Kural, yaptığı yazılı açıklamada, Manyetik Rezonans (MR) teknolojisindeki gelişmeler ve yeniliklerle, özellikle yüksek çözünürlükteki cihazların gelişmesiyle prostatın daha iyi değerlendirilebilmesinin mümkün olduğunu ve bunun sonucunda MR ile elde edilen görüntülerde, özellikle agresif kanser odaklarının yüksek oranda tespit edilebildiğini kaydetti.

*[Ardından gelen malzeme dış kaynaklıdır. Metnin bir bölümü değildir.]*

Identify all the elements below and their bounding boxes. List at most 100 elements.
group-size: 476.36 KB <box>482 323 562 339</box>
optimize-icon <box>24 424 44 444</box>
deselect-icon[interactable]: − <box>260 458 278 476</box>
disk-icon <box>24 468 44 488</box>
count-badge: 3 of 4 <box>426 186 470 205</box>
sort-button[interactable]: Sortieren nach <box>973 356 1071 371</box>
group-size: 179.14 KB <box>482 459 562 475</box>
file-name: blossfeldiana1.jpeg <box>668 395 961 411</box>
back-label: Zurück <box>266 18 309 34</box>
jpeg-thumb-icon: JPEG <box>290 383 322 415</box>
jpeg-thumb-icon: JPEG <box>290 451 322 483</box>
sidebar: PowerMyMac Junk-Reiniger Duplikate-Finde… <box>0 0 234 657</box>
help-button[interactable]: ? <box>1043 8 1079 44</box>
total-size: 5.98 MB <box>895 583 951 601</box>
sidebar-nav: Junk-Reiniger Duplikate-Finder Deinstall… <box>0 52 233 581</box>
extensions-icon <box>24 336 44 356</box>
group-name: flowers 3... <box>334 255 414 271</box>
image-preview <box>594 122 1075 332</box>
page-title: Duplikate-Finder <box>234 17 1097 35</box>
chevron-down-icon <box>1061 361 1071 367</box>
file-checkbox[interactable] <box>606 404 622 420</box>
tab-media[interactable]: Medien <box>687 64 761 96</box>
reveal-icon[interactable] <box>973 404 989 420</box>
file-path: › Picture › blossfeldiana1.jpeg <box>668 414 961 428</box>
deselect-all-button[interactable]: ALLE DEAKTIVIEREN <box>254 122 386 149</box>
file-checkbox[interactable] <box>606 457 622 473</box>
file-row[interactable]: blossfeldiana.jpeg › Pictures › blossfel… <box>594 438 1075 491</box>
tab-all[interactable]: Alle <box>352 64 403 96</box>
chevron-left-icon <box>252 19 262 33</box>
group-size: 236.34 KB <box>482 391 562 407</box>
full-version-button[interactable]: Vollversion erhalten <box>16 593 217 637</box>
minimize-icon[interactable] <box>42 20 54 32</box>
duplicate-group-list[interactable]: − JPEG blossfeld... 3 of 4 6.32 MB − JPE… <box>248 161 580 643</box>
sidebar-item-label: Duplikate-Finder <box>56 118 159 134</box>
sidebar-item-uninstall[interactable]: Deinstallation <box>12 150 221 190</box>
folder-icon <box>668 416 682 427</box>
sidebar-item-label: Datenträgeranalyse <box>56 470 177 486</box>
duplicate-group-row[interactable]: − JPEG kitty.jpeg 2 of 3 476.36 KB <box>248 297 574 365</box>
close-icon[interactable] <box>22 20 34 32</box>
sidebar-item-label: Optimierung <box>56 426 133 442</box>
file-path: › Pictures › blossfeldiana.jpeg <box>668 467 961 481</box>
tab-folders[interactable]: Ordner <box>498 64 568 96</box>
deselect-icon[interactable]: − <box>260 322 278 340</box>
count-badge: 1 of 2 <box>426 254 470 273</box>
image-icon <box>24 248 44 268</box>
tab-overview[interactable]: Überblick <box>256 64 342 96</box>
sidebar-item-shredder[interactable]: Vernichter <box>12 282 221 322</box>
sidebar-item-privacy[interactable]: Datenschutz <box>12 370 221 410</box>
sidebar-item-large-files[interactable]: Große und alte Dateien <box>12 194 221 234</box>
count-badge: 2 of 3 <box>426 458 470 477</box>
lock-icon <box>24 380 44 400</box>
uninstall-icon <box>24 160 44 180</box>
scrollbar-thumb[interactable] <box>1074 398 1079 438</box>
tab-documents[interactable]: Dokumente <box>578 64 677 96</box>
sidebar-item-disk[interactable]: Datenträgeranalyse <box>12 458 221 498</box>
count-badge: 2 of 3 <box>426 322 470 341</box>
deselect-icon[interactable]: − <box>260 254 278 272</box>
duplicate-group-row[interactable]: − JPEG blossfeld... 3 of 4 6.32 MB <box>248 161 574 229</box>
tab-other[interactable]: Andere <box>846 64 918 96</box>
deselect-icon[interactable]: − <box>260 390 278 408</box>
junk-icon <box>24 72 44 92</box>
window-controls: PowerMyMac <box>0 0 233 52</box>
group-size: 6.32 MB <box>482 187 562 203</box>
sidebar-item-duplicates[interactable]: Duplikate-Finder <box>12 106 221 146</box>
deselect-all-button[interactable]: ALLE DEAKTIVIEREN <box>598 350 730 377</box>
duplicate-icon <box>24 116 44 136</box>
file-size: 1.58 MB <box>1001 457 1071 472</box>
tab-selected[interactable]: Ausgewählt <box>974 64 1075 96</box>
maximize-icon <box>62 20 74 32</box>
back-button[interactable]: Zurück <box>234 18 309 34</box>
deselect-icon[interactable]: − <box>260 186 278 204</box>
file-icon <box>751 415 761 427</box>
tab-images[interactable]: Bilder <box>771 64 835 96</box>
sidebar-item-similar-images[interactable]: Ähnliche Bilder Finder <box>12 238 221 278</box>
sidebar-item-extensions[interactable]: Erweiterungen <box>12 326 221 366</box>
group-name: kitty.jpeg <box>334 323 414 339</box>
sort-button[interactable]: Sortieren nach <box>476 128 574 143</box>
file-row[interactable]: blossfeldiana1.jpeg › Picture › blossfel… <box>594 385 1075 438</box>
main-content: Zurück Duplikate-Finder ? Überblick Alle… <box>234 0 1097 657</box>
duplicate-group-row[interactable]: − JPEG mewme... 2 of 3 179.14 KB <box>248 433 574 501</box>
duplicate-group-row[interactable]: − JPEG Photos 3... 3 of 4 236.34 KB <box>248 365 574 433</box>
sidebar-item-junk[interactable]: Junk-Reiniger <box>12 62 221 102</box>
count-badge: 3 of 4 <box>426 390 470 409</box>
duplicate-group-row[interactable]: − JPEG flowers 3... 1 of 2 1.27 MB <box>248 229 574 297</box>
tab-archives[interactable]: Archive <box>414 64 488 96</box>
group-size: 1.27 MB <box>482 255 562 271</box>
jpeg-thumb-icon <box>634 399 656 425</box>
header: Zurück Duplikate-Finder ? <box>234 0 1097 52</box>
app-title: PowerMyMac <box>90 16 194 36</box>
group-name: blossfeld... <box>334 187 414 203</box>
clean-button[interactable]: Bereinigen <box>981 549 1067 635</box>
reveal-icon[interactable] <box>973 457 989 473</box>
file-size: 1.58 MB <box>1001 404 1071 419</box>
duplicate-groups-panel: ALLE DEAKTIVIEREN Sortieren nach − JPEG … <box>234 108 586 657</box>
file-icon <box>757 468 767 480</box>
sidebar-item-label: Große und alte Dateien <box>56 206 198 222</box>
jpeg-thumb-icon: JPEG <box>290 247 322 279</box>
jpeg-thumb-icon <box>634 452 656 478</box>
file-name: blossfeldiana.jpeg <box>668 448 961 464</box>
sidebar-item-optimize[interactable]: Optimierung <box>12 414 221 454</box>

Prostat kanserinin teşhisinde artık MR-Füzyon Biyopsi yöntemini kullanmaya başladıklarına değinen Kural, şu bilgileri paylaştı:
"Yöntemin MR çekimi ile elde edilen bilgilerin, özel bir cihaz yardımıyla parça alma işleminde kullanılan ultrason cihazının ortaya koyduğu görüntü ile üç boyutlu olarak birleştirilmesine, navigasyon özelliği sayesinde kanserli bölgeye kolayca ulaşmaya ve sapma olmadan biyopsi yapılmasına imkan sağlıyor. MR'da saptadığımız kanserin ultrason görüntüsünde nereye karşılık geldiğini tam olarak belirleyebiliyor. Kısaca biyopside kullandığımız iğnenin sapma olmadan kanserli bölgeye denk gelmesini sağlıyor. Bu teknoloji sayesinde doğru yerden parça aldığımıza emin olabiliyoruz."
Prof. Dr. Kural, klasik biyopside bazı hastalarda ancak 3-4 kez biyopsi yaptıklarında kanser saptadıklarına dikkati çekerek, yöntem sayesinde hasta için zahmetli olabilen biyopsi tekrarlarının önüne geçildiğine işaret etti.